Öğütlerinizden çok davranışlarınızdan etkilendiğimi unutmayın. Beni eğitirken
ara sıra yanlışlar yapabilirsiniz. Bunları çabuk unuturum. Ancak birbirinize
saygı ve sevginizin azaldığını görmek beni yaralar ve sürekli tedirgin eder.
Çok konuşup çok bağırmayın. Yüksek sesle söylenenleri pek duymam. Yumuşak ve
kesin sözler bende daha iyi iz bırakır. " Ben senin yaşında iken... "
diye başlayan söylevleri hep kulak ardına atarım.
Küçük yanılgılarımı büyük suçmuş gibi başıma kakmayın. Bana yanılma payı
bırakın. Beni, korkutup sindirerek, suçluluk duygusu aşılayarak uslandırmaya
çalışmayın. Yaramazlıklarım için beni kötü çocukmuşum gibi yargılamayın.
Yanlış davranışım üzerinde durup düzeltin. Ceza vermeden önce beni dinleyin.
Suçumu aşmadığı sürece cezama katlanabilirim
Beni dinleyin. Öğrenmeye en yatkın olduğum anlar, soru sorduğum anlardır.
Açıklamalarınız kısa ve özlü olsun. Beni yeteneklerimin üstünde işlere
zorlamayın. Ama başarabileceğim işleri yapmamı bekleyin. Bana güvendiğinizi
belli edin. Beni destekleyin: Hiç değilse çabalarımı övün. Beni başkalarıyla
kıyaslamayın; umutsuzluğa kapılırım.
Benden yaşımın üstünde olgunluk beklemeyin. Bütün kuralları birden öğretmeye
kalkmayın, bana süre tanıyın. Yüzde yüz dürüst davranmadığımı görünce ürkmeyin.
Beni köşeye sıkıştırmayın, yalana sığınmak zorunda kalırım. Sizi çok bunaltsam
bile soğukkanlılığınızı yitirmeyin. Kızgınlığınızı haklı görebilirim. Ama beni
aşağılamayın. Hele başkalarının yanında onurumu kırmayın. Unutmayın ki ben de
sizi yabancıların önünde güç durumlara düşürebilirim.
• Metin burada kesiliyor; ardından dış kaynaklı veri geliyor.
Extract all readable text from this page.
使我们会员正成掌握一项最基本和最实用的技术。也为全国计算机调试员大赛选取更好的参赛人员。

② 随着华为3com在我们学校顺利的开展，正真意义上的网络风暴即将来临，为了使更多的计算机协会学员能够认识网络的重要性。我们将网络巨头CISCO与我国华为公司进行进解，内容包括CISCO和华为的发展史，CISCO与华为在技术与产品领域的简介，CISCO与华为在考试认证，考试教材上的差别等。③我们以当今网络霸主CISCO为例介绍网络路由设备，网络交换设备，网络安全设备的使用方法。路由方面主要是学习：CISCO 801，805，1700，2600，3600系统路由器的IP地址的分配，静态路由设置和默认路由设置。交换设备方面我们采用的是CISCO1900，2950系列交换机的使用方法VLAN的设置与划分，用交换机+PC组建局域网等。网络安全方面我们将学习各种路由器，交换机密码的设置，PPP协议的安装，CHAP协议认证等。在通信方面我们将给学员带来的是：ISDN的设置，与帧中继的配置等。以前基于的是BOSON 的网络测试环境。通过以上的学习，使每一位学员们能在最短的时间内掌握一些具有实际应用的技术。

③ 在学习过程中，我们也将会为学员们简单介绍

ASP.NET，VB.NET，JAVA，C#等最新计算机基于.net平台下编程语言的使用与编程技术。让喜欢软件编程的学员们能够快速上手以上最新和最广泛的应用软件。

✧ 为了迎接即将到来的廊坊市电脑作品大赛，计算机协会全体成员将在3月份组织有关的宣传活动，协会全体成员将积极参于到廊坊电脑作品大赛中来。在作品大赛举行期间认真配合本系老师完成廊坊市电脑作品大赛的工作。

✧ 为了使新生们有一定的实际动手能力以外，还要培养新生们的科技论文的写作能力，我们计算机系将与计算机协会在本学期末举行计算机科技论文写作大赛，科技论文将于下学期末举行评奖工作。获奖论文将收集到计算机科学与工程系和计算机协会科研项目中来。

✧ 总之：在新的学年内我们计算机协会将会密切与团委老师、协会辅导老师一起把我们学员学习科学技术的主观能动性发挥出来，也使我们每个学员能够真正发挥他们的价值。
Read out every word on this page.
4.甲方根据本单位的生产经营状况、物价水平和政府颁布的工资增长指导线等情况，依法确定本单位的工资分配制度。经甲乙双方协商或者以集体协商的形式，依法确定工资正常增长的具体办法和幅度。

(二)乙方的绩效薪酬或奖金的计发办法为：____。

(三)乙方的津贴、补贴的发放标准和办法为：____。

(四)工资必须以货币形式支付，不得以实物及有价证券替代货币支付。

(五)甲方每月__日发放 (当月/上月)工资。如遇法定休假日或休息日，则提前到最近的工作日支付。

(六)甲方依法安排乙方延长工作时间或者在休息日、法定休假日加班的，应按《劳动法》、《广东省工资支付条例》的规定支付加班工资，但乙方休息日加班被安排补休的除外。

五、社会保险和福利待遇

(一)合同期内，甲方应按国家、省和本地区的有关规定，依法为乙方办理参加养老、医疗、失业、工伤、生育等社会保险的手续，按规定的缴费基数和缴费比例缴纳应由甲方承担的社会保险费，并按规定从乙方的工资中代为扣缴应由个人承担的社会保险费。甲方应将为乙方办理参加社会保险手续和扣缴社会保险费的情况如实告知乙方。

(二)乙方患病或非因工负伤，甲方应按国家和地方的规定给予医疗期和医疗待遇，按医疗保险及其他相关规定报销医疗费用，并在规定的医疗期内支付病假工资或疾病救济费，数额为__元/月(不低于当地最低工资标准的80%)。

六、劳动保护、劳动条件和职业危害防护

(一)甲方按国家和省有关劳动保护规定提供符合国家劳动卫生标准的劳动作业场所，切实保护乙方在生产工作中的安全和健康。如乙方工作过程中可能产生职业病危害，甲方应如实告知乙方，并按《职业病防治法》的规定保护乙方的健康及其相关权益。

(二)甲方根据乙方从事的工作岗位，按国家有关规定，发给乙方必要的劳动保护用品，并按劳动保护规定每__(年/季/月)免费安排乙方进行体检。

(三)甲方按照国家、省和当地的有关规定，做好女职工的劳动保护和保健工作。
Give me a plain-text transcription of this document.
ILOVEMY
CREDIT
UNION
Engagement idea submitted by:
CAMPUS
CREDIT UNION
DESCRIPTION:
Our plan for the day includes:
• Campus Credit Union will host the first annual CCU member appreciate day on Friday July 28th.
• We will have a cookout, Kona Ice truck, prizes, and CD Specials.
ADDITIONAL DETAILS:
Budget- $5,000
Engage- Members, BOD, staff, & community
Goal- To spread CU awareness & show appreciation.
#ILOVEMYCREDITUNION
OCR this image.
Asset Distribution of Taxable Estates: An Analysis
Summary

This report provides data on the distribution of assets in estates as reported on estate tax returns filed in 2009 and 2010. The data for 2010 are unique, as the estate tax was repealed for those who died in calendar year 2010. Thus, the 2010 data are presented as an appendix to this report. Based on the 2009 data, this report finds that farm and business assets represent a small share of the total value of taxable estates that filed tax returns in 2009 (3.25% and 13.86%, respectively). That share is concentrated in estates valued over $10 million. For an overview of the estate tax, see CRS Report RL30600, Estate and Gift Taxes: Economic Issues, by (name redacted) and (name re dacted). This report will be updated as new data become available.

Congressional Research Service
Bana haksızlık ettiğinizi anlayınca açıklamaktan çekinmeyin. Özür dileyişiniz
size olan sevgimi azaltmaz; tersine, beni daha çok yakınlaştırır. Aslında ben
sizleri olduğunuzdan daha iyi ve daha değerli görüyorum. Bana kendinizi
yanılmaz ve erişilmez göstermeye çabalamayın. Yanıldığınızı görünce üzüntüm
büyük olur.
Biliyorum, ara sıra sizi üzüyor, belki de düş kırıklığına uğratıyorum. Bana
verdikleriniz yanında benden istediklerinizin çok olmadığını da biliyorum.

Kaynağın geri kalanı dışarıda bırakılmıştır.